Tended to coincide with nearby activity
The quakes fell along a fault lying directly under three hydraulic fracturing operations and tended to coincide with nearby activity, researchers found. About 190 quakes were detected in a single three-day period last October, beginning within hours of the start of fracking. None of the quakes was reported felt by people.
Shawn Bennett, a spokesman for the Ohio Oil & Gas Association, said the industry is looking at the issue nationally but wants more information on what caused the Ohio. He said human-caused earthquakes are "extremely rare," whereas 1.3 million tremors of similar magnitude happen naturally around the globe every year.
Ohio Department of Natural Resources spokeswoman Bethany McCorkle said the state has installed seismic monitoring equipment throughout eastern Ohio over the past year and is keeping close watch for earthquakes strong enough to be felt.

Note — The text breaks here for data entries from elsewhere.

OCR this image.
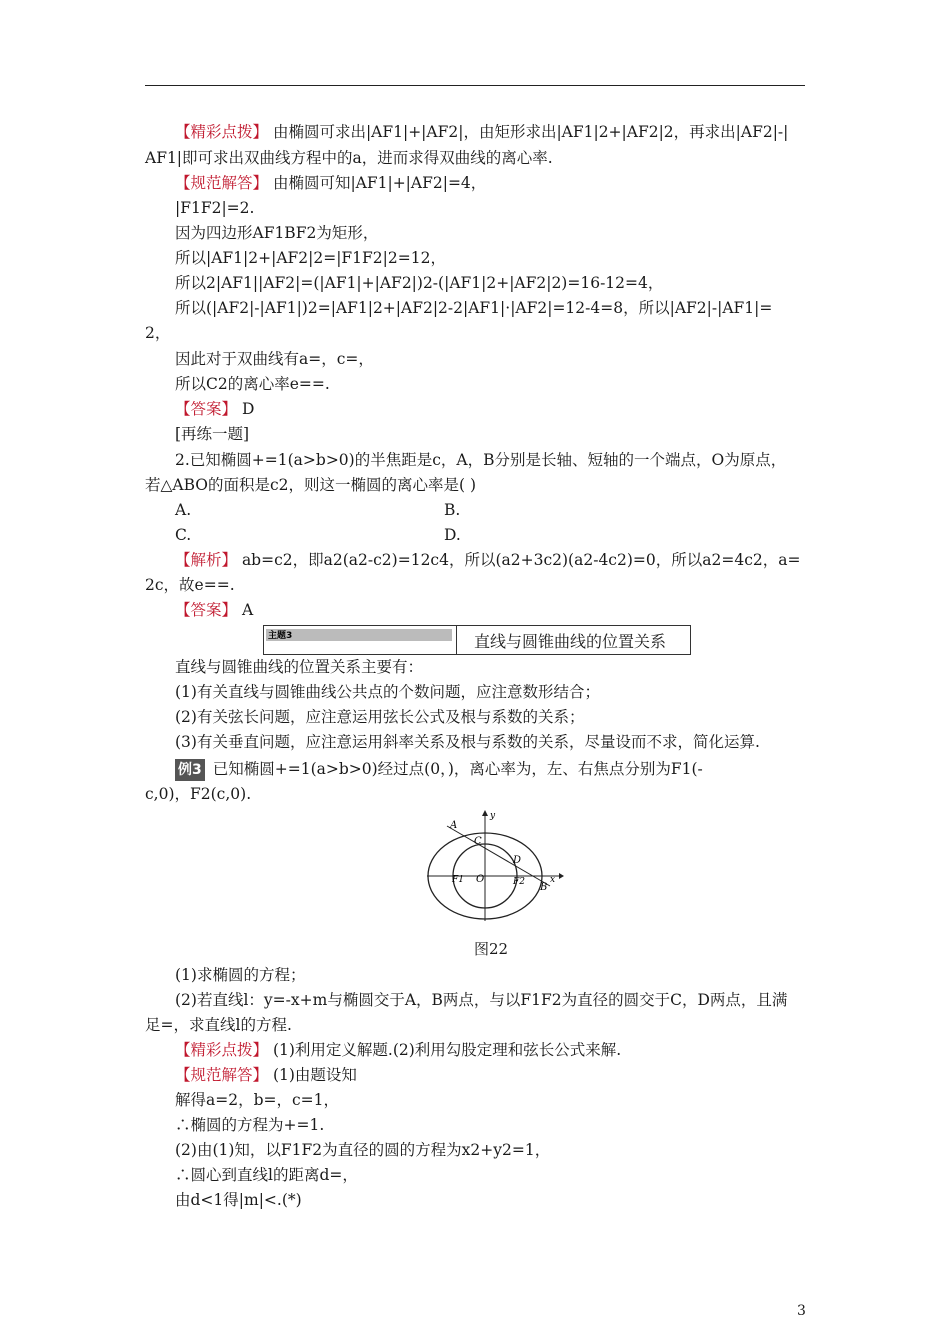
【精彩点拨】 由椭圆可求出|AF1|+|AF2|，由矩形求出|AF1|2+|AF2|2，再求出|AF2|-|
AF1|即可求出双曲线方程中的a，进而求得双曲线的离心率.
【规范解答】 由椭圆可知|AF1|+|AF2|=4，
|F1F2|=2.
因为四边形AF1BF2为矩形，
所以|AF1|2+|AF2|2=|F1F2|2=12，
所以2|AF1||AF2|=(|AF1|+|AF2|)2-(|AF1|2+|AF2|2)=16-12=4，
所以(|AF2|-|AF1|)2=|AF1|2+|AF2|2-2|AF1|·|AF2|=12-4=8，所以|AF2|-|AF1|=
2，
因此对于双曲线有a=，c=，
所以C2的离心率e==.
【答案】 D
[再练一题]
2.已知椭圆+=1(a>b>0)的半焦距是c，A，B分别是长轴、短轴的一个端点，O为原点，
若△ABO的面积是c2，则这一椭圆的离心率是( )
A.	B.
C.	D.
【解析】 ab=c2，即a2(a2-c2)=12c4，所以(a2+3c2)(a2-4c2)=0，所以a2=4c2，a=
2c，故e==.
【答案】 A
主题3	直线与圆锥曲线的位置关系
直线与圆锥曲线的位置关系主要有：
(1)有关直线与圆锥曲线公共点的个数问题，应注意数形结合；
(2)有关弦长问题，应注意运用弦长公式及根与系数的关系；
(3)有关垂直问题，应注意运用斜率关系及根与系数的关系，尽量设而不求，简化运算.
例3 已知椭圆+=1(a>b>0)经过点(0，)，离心率为，左、右焦点分别为F1(-
c,0)，F2(c,0).
A
B
C
D
O
F1	F2	x
y
图22
(1)求椭圆的方程；
(2)若直线l：y=-x+m与椭圆交于A，B两点，与以F1F2为直径的圆交于C，D两点，且满
足=，求直线l的方程.
【精彩点拨】 (1)利用定义解题.(2)利用勾股定理和弦长公式来解.
【规范解答】 (1)由题设知
解得a=2，b=，c=1，
∴椭圆的方程为+=1.
(2)由(1)知，以F1F2为直径的圆的方程为x2+y2=1，
∴圆心到直线l的距离d=，
由d<1得|m|<.(*)
3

Fracking involves the high-pressure injection of water, sand and chemicals into shale to break up the rock and release trapped oil and gas.
Rowena Lohman, an assistant professor of geophysics at Cornell University who was not involved in the study, said some faults cannot be discovered until underground activity is attempted. She said the latest findings can be used to try to prevent worse quakes.
"We've known for a really long time, going back to the '70s, that when you do any subsurface manipulation you cause small earthquakes," she said. "The big question is: Are we doing something now that increases the probability that it will induce larger quakes?"